Imaging a single quantum dot when it is dark

More than half a century ago, Erwin Schroedinger, nobel laureate in physics, claimed that it is ‘impossible to carry out experiments on single molecules or atoms’. Today, the detection, tracking and study of single molecules and atoms has become an omnipresent tool in biology, chemistry and physics alike. For example, sequencing DNA one base pair (or letter) at a time currently provides the most likely solution to fulfill the quest for a $1,000 human genome. Nevertheless, observation of a single molecule, especially with standard light microscopes requires a good deal of laboratory skills. This is mostly due to the fact that a single molecule only gives a miniscule amount of detectable signal. In fact, people using light as a probe have relied exclusively on the use of fluorescence, the emission of lower energy light following absorption of radiation at a certain energy.
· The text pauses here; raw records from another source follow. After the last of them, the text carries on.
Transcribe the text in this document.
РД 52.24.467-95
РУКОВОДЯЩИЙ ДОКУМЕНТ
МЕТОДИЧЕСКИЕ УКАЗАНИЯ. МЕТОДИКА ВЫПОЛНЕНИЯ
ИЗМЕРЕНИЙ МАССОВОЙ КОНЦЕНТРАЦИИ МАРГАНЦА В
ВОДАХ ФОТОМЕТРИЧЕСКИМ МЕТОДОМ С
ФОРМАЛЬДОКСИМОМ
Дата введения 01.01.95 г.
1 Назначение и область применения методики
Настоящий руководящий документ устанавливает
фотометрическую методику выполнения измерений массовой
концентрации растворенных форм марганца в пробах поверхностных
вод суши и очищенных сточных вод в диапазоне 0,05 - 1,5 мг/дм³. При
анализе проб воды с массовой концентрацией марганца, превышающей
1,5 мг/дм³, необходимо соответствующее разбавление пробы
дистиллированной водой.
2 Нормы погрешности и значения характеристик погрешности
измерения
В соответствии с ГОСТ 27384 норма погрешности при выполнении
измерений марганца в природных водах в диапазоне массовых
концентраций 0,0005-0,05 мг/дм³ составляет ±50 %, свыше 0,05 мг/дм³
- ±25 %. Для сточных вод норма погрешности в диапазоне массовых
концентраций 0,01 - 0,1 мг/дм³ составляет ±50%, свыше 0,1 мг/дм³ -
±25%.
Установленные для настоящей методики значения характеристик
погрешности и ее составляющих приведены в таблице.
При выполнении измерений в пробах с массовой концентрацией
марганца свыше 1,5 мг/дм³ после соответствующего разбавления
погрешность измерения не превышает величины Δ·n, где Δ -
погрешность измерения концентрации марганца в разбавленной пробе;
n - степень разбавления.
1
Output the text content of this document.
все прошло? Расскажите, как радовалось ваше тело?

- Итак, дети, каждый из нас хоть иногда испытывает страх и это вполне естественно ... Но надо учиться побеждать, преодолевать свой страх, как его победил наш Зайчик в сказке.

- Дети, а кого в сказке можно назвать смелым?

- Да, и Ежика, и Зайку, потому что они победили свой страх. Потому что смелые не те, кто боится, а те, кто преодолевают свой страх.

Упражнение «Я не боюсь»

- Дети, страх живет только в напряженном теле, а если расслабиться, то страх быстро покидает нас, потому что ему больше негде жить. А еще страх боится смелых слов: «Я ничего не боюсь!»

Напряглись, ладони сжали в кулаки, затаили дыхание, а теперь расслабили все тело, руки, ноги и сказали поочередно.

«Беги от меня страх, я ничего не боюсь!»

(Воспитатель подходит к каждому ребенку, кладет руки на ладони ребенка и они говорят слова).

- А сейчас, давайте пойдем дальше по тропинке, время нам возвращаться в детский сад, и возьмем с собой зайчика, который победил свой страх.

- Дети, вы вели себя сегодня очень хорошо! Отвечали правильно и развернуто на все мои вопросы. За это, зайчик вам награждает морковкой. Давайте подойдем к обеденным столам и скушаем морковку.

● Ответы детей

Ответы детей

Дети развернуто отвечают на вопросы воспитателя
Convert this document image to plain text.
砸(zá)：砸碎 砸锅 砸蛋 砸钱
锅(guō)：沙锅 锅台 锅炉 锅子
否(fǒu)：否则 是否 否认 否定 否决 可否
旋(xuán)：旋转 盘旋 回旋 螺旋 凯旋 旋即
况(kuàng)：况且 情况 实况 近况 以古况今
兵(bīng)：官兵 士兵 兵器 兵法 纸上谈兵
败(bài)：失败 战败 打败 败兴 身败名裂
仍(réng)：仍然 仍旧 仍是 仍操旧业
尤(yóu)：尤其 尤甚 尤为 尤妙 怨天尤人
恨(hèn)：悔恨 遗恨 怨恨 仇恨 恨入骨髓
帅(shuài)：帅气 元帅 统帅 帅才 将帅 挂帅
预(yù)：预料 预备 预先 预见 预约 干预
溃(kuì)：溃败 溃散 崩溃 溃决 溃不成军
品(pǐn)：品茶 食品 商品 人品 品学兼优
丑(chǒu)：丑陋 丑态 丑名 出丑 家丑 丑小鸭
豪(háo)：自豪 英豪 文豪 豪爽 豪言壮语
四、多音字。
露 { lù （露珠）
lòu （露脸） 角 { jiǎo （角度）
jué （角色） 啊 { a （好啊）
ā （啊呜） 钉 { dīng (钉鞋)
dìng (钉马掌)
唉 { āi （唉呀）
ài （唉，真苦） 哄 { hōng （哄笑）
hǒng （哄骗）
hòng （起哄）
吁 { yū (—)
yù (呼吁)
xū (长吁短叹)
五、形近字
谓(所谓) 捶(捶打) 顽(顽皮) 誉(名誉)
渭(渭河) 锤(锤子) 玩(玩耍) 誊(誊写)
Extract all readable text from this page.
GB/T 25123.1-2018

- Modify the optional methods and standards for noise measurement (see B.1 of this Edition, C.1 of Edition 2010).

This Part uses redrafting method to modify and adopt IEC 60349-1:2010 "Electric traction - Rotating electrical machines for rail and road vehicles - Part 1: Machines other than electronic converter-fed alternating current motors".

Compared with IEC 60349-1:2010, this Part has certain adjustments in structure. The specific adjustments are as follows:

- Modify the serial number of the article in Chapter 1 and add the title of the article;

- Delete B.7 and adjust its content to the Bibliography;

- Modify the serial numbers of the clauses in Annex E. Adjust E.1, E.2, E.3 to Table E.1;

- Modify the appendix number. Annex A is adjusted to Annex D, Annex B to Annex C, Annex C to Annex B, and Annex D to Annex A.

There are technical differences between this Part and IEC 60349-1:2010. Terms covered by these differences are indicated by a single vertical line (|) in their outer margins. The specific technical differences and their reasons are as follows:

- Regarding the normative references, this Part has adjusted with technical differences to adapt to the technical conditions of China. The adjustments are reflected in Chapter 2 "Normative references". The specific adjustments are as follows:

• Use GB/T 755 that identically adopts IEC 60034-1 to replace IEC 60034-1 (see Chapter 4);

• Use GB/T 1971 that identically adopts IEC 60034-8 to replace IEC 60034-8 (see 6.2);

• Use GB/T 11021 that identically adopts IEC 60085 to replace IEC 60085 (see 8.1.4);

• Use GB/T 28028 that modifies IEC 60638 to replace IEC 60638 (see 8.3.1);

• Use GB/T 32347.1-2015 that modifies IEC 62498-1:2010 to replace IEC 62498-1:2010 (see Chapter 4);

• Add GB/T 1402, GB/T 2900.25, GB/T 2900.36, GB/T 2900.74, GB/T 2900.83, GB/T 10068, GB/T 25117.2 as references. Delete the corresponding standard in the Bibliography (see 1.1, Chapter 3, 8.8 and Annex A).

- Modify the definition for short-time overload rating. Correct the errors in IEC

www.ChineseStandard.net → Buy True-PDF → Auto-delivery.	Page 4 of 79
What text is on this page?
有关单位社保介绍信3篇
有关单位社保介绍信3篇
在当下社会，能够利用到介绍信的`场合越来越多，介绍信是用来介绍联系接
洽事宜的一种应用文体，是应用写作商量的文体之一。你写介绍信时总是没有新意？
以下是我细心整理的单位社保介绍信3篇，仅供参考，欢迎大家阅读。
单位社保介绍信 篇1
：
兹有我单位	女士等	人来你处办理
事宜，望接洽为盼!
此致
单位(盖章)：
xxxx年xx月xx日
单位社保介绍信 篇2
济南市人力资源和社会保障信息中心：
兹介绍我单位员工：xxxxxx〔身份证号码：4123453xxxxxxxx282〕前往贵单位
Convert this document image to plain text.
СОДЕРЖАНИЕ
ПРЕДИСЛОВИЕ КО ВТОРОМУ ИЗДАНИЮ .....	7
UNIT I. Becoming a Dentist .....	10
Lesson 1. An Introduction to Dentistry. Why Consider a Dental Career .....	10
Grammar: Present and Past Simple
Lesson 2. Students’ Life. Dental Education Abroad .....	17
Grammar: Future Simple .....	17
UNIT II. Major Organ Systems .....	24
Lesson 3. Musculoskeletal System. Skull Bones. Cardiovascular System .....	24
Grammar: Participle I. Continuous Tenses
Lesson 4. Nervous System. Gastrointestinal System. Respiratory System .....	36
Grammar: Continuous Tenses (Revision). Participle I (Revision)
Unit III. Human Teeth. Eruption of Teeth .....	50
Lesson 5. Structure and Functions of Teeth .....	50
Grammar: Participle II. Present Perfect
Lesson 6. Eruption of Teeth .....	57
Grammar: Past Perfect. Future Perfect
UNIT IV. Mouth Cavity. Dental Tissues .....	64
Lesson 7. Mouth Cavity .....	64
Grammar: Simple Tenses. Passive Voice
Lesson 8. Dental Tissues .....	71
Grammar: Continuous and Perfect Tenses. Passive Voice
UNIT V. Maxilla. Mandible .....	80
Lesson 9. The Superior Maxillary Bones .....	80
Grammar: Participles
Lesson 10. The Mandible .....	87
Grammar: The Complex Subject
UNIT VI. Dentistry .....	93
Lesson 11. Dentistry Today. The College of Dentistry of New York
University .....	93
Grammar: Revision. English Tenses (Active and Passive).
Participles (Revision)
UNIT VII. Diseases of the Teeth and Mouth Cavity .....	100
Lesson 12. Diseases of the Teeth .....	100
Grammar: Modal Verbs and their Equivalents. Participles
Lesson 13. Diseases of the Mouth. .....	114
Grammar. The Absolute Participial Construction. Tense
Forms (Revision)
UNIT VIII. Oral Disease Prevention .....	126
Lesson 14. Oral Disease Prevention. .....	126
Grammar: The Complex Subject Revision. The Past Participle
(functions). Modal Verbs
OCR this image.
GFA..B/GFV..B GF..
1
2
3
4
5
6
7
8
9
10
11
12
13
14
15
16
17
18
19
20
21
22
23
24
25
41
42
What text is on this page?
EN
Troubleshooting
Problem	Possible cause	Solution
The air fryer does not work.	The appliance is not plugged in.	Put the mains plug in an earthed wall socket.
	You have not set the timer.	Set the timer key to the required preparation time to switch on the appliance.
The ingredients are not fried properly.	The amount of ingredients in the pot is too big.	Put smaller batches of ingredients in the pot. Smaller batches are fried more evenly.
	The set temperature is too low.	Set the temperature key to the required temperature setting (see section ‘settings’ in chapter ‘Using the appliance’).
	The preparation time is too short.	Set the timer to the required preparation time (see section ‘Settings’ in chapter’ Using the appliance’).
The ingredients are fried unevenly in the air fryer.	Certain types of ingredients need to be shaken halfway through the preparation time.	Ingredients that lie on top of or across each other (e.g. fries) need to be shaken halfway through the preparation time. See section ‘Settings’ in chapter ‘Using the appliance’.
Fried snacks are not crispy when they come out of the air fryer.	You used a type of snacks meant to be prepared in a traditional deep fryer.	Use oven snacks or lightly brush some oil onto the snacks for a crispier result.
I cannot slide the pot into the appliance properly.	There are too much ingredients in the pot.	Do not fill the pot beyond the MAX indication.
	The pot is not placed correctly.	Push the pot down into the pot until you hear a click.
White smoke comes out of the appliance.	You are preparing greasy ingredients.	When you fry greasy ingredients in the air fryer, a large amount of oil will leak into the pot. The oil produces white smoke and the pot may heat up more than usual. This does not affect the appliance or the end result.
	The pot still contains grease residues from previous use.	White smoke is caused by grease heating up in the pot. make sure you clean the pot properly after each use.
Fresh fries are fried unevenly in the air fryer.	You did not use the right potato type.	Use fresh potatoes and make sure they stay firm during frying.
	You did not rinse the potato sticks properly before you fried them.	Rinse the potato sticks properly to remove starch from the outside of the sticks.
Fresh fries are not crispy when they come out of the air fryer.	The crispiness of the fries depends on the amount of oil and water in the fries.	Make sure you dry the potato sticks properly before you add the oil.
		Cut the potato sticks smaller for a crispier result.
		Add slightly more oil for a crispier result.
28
In this scheme, the signal from the molecule of interest can be easily separated from residual excitation light or background fluorescence simply by filtering the detected light spectrally and only detecting the color that is emitted by the molecule. In this way, it is possible to suppress unwanted signals from the billions of other molecules that are in the vicinity of the molecule of interest. As powerful as this approach has been, it also has one major limitation: it is only possible to study molecules that are highly fluorescent, i.e. emit lower energy light with high efficiency. Scientists from the ETH Zurich have recently demonstrated a major step towards the detection and study of single molecules in absorption.